Para Marcelo Jucá, presidente da comissão de direito desportivo da OAB do Rio de Janeiro, a regra vai atingir em cheio o mercado de transferências do Brasil.
– O Brasil vai sentir muito, pelo menos de imediato. Pode-se dizer que vai gerar um certo “caos”, porque hoje, no Brasil, praticamente 90% dos atletas são negociados dessa maneira, fatiados entre clubes, empresários ou empresas de investimento – afirmou o especialista.

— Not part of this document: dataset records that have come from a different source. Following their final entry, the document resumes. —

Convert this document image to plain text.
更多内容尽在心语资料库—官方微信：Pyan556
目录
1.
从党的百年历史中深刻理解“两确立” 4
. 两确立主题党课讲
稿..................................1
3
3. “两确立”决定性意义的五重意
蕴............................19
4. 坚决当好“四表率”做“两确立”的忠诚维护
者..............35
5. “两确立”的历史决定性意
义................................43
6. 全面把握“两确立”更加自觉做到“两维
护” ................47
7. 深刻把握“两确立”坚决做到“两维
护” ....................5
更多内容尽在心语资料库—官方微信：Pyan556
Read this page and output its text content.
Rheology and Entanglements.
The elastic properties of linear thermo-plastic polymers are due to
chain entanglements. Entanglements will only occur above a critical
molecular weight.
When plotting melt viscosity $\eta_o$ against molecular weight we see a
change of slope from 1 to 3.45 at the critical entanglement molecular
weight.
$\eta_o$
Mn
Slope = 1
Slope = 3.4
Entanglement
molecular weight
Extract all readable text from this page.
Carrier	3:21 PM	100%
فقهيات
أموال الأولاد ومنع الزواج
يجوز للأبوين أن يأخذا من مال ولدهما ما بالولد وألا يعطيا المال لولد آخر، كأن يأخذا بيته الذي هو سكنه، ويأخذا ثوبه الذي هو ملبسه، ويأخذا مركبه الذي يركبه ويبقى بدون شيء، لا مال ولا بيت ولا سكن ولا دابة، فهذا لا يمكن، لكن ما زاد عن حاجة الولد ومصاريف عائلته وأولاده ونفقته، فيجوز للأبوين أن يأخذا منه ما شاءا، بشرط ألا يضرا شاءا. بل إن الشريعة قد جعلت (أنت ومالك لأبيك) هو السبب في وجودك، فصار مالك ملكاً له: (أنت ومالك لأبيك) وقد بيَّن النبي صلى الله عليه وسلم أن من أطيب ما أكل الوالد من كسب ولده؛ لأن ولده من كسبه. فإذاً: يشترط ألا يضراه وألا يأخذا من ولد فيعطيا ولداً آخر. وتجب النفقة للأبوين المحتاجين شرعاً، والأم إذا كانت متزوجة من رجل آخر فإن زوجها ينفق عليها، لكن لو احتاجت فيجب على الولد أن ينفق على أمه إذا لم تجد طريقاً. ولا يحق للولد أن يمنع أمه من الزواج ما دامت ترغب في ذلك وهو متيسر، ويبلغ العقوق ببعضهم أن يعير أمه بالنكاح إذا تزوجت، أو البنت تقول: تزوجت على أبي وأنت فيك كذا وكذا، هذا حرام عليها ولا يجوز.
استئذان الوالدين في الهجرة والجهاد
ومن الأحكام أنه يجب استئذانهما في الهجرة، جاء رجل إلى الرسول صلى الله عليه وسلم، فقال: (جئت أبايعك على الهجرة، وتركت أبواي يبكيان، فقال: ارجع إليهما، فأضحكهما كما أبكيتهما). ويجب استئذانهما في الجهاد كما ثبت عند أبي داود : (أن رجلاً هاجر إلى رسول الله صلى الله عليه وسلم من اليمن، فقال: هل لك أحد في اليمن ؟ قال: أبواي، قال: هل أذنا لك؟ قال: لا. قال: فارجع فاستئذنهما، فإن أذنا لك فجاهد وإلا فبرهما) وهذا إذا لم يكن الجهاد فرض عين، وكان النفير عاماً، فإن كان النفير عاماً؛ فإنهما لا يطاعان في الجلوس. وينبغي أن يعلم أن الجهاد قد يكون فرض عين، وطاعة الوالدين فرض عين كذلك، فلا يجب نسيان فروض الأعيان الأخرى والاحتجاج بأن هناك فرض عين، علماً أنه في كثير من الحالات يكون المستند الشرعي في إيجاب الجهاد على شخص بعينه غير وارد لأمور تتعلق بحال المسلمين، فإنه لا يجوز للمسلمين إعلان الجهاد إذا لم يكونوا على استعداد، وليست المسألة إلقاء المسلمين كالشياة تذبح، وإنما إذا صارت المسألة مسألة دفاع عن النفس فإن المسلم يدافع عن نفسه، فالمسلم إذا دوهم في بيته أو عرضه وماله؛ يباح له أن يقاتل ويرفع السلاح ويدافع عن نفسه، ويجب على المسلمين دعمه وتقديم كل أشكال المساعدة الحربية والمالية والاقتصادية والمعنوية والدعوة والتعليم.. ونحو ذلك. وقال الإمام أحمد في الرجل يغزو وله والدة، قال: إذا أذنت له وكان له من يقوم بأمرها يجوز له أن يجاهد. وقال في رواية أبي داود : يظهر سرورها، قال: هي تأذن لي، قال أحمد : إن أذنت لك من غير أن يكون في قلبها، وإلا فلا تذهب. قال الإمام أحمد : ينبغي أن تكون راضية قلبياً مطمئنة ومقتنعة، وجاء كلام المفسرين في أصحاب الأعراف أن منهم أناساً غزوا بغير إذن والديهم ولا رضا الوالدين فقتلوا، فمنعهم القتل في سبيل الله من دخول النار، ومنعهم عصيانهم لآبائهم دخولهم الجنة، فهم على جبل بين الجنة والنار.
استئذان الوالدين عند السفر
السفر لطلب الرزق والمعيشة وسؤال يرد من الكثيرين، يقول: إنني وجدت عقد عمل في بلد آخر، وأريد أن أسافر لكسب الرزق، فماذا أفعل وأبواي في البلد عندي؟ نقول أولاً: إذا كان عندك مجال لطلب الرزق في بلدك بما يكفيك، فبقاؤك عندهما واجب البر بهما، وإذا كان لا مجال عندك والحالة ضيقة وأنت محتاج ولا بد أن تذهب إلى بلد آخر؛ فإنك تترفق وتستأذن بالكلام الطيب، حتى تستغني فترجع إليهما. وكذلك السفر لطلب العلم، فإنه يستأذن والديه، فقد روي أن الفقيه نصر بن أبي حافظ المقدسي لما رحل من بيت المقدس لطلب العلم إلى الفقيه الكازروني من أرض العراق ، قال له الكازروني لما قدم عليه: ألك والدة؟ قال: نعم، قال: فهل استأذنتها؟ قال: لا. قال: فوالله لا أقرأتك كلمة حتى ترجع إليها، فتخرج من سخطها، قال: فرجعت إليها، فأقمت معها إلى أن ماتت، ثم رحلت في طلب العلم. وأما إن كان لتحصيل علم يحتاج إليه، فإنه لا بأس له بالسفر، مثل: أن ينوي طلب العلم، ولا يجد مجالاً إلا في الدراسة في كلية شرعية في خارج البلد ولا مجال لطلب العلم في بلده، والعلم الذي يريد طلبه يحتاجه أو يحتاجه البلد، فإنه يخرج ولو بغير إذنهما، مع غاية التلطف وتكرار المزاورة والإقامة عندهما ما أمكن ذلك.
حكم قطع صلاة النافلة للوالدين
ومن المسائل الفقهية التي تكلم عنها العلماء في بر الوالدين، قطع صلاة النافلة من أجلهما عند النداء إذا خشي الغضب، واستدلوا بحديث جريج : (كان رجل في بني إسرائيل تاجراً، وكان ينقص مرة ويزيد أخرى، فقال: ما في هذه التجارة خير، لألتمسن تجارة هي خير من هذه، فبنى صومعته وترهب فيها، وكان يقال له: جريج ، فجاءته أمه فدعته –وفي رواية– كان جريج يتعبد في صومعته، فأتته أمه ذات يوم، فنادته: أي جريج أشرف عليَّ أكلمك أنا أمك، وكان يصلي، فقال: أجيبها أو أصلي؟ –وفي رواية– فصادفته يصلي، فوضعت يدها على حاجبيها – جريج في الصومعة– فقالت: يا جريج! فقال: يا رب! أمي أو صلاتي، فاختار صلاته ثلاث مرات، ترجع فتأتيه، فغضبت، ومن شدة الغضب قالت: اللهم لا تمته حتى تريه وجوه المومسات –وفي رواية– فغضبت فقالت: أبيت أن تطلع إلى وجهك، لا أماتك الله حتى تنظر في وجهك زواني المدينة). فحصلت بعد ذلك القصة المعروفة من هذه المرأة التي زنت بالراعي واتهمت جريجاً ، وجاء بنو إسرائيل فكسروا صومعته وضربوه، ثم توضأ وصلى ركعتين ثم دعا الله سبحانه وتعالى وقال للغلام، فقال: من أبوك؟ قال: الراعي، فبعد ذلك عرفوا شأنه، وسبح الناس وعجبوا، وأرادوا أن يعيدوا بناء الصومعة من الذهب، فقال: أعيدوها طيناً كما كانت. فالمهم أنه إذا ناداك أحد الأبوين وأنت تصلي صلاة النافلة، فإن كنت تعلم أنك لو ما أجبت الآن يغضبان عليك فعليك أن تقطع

Muitos dos principais astros do futebol brasileiro têm participação de fundos de investidores e empresários em seus direitos econômicos. O meia Everton Ribeiro, do Cruzeiro, duas vezes eleito o melhor jogador da Série A, tem participação de 60% da Raposa, 30% da RF Sports e 10% de um fundo de investimentos paulista. Paulo Henrique Ganso tem 68% de seus direitos federativos ligado à empresa DIS e só 32% pertencem ao São Paulo. O chileno Aránguiz, do Internacional e titular da seleção de seu país, tem 70% de seus direitos ligados à DIS e apenas 30% com o Colorado.
A Fifa anunciou a proibição a terceiros em setembro do ano passado, em entrevista coletiva.
– Agora nós tomamos a decisão, uma decisão firme, de que a terceira parte nas negociações deve ser proibida. Mas não isso não pode ser feito imediatamente. Haverá um período de transição – disse Blatter, na ocasião.
Com a medida da Fifa, o Flamengo teria acelerado a contratação do atacante Marcelo Cirino, do Atlético-PR, com a participação de terceiros. A chegada do jogador ainda não foi anunciada oficialmente, mas os documentos teriam sido assinados no fim do ano, para fugir das novas regras. O clube pagará 5 milhões de euros (cerca de R$ 16,5 milhões) por 50% dos direitos econômicos do jogador. A outra metade fica com a Doyen Sports, que já participou no ano passado da transferência de Leandro Damião do Santos para o Inter.